Josée Lapointe, La Presse

Enchanté par Carol Wainio

PHOTO DOMINICK GRAVEL, ARCHIVES LA PRESSE

The Fall, 2015, acrylique sur toile, 198 cm sur 305 cm

Son expo Réenchantement porte vraiment bien son nom. En s’attardant aux paysages enchanteurs de Carol Wainio, on retrouve ici et là des personnages tirés de contes populaires comme Le Petit Poucet ou Le Chat botté. En fait, les grands tableaux de la peintre ontarienne abordent une foule de thèmes qui évoquent à la fois la grandeur et la décadence, la beauté de la nature et la crise climatique qui la menace, l’espoir incarné par les enfants en même temps que leur perte de repères et leur abandon… Il y a mille interprétations possibles de ces toiles à la fois expressionnistes et figuratives, sombres et lumineuses.
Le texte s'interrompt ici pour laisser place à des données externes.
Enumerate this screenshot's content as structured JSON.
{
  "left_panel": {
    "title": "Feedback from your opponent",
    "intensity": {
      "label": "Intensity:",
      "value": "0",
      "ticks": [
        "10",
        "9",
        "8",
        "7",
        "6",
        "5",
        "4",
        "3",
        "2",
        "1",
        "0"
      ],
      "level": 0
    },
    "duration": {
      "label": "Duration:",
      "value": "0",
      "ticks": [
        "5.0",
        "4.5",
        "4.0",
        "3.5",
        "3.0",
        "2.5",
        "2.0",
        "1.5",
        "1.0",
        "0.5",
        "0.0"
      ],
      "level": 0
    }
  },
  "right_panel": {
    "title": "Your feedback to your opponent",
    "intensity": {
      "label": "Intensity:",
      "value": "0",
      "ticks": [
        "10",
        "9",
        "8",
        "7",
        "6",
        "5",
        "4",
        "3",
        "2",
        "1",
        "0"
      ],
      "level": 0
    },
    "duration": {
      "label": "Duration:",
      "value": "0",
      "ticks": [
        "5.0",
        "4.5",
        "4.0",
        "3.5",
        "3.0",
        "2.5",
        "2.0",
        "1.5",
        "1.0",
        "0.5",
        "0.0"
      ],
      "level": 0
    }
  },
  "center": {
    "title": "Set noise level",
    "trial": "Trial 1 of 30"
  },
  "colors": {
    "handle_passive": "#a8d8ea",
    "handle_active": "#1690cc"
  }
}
Une des expos les plus intéressantes de l’automne.

Jean Siag, La Presse

Au 1700 La Poste jusqu’au 21 janvier 2024

Consultez le site de l’exposition

Karkwa au MTelus

PHOTO JOSIE DESMARAIS, ARCHIVES LA PRESSE

Karkwa en spectacle au MTelus, le 30 novembre

J’ai découvert Karkwa à la fin de l’école secondaire, plusieurs années après que le groupe eut annoncé qu’il prenait une pause pour une durée indéterminée. Je vivais son départ prématuré comme une injustice, même si j’avais plongé dans son univers musical en toute connaissance de cause. Vous dire, donc, ma joie lorsque les premières notes de Pyromane ont retenti dans un MTelus plein à craquer, il y a quelques jours à peine. Parmi les admirateurs de longue date, nous étions des centaines de jeunes qui rencontraient le quintette pour la première fois, des étoiles dans les yeux. Sur scène, les cinq musiciens ont été généreux, rattrapant le temps perdu en puisant abondamment dans leurs premiers albums – il y avait quelque chose de quasi thérapeutique à chanter à tue-tête L’épaule froide ou 28 jours. Selon mon collègue Alexandre Vigneault, c’était de loin le meilleur concert de Karkwa. Je n’ai pas de point de comparaison, mais je n’ai pas de peine à le croire…

Léa Carrier, La Presse

Verbal Intercourse sur scène

PHOTO MARTIN CHAMBERLAND, ARCHIVES LA PRESSE

Nas et Ghostface Killah

Only Built 4 Cuban Linx…, lancé en 1995 par Raekwon, est mon album préféré de tous les temps. Mon GOAT, comme disent les jeunes lorsqu’ils expriment leur affection pour un artiste, un athlète, un sandwich… Le 2 octobre, Raekwon et tous les autres membres du Wu-Tang Clan ainsi que Nas étaient réunis à la Place Bell. Dans cette soirée truffée de moments mémorables, mon plus fort est arrivé lors de la première transition sur scène entre le groupe de 10 rappeurs et le MC de Queensbridge. Nas est sorti de l’ombre pour entonner le premier et génial couplet de Verbal Intercourse, seule chanson de Cuban Linx qui comprend un invité à l’extérieur du Clan. Raekwon et Ghostface Killah ont ensuite livré les leurs avec panache, l’équivalent pour moi de la cerise sur le sundae.

Pascal LeBlanc, La Presse

Marisa Monte, déesse du Sud

PHOTO MARTIN CHAMBERLAND, ARCHIVES LA PRESSE

Marisa Monte

Mon moment musical de l’année, je l’ai vécu à la Place des Arts, où j’ai notamment passé de belles soirées avec Robert Plant et Alison Krauss, Melody Gardot et Avishai Cohen pendant le Festival international de jazz de Montréal. Mon cœur balance toutefois entre Natalia Lafourcade, du Mexique, à la Maison symphonique, et Marisa Monte, du Brésil, au Théâtre Maisonneuve. Nunca Es Suficiente a été ma chanson de l’été, au point où j’ai voulu apprendre à la jouer et à la chanter. Spotify me rappelle toutefois que Marisa Monte est l’artiste que j’ai le plus écoutée en 2023. Alors je la choisis, elle, pour sa fabuleuse entrée en scène – coiffée de son diadème, elle avait l’air d’une déesse – et pour ce généreux concert, empreint d’allégresse. Elle rayonnait sur scène. Nous aussi devant elle.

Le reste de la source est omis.